I know what you’re thinking. Get over it girl it was years ago!
Well I am over it….i just haven’t felt that way since. I mean I’ve had relationships but I’ve not found anyone that really makes me feel….like me. If that makes sense.
Maybe I’m just hanging on to a person I used to be, I don’t think I can be her anymore. Maybe I’m just hanging on to the idea of him realising he needs me.
Which…yeah right.
It doesn’t matter because I don’t need him and I’m just being sentimental because it’s holidays. I’m over it now. Smiles and mulled wine all around!
I’ll just spend Christmas hiding out in my flat with Smith. It’s all good.
Love Molly.





So it’s Christmas.
I hate Christmas. Simple as that. I have to stand in cold studios smiling at a camera, watching Sandrine embarrass herself by wearing clothes so thin and skimpy you can blatantly see her nipples through them! It’s ridiculous!
I know where I’d rather be…but it’s been too long. I wasn’t man enough to get her back then and I’m certainly not going to now. She’d laugh in my face. She’ll be having a fun Christmas with her boyfriend I’m sure of it. I don’t want to mess that up for her.
I miss her more than…I can’t even think of a metaphor for how much I miss her.
Maybe I could just send her a Christmas card.
Maybe if I did at least we could be friends again, right?

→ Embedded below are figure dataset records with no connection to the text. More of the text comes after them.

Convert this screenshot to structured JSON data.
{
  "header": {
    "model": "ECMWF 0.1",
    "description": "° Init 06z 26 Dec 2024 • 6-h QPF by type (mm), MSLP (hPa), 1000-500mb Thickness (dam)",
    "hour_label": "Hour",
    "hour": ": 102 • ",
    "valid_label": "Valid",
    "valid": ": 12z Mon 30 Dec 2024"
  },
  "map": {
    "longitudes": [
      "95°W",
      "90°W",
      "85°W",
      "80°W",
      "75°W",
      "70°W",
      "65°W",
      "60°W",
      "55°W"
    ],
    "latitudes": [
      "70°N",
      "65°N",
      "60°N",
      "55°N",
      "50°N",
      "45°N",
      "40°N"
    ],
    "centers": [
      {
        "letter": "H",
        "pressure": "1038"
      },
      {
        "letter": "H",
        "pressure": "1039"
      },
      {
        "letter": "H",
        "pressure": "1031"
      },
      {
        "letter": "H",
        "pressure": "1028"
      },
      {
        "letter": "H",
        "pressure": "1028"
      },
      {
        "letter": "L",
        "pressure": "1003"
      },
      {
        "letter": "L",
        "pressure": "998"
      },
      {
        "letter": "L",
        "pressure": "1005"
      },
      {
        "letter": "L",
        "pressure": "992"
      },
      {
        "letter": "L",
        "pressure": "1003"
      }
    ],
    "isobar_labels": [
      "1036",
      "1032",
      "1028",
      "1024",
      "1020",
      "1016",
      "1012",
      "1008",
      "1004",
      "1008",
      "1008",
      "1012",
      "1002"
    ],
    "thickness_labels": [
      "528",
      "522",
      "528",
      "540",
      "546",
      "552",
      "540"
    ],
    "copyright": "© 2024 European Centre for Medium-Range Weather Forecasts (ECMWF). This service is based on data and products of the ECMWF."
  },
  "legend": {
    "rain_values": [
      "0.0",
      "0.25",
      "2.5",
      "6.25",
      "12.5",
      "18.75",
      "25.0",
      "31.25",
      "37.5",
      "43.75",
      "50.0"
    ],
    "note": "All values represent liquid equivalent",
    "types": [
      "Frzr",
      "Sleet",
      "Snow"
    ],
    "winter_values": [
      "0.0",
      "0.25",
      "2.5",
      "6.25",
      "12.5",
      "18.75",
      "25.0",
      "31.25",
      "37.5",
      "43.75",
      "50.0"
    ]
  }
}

Yeah I know. I’m living in a dream world.
I’ll just spend Christmas hiding out in my room from Sandrine and her Christmas lingerie. How fun.
Love Dean.


(Cross-posted to http://blog.myspace.com/sarramanning)

2 comments:

Aleesun said...

Dude, I really like those! Brie was perfectly Brie, and I loved that there was a letter from both Molly and Dean by Special K. Thank you for sharing, Sarra. And if either of the authors see this, thank you, as well. :)

Gidget said...

I'm really loving the mix CD! Thanks a bunch! I guess it really was a Chrismukkah miracle, 'cause it arrived yesterday.

And thanks to you as well, aleesun!

And merry Christmas to the both of you!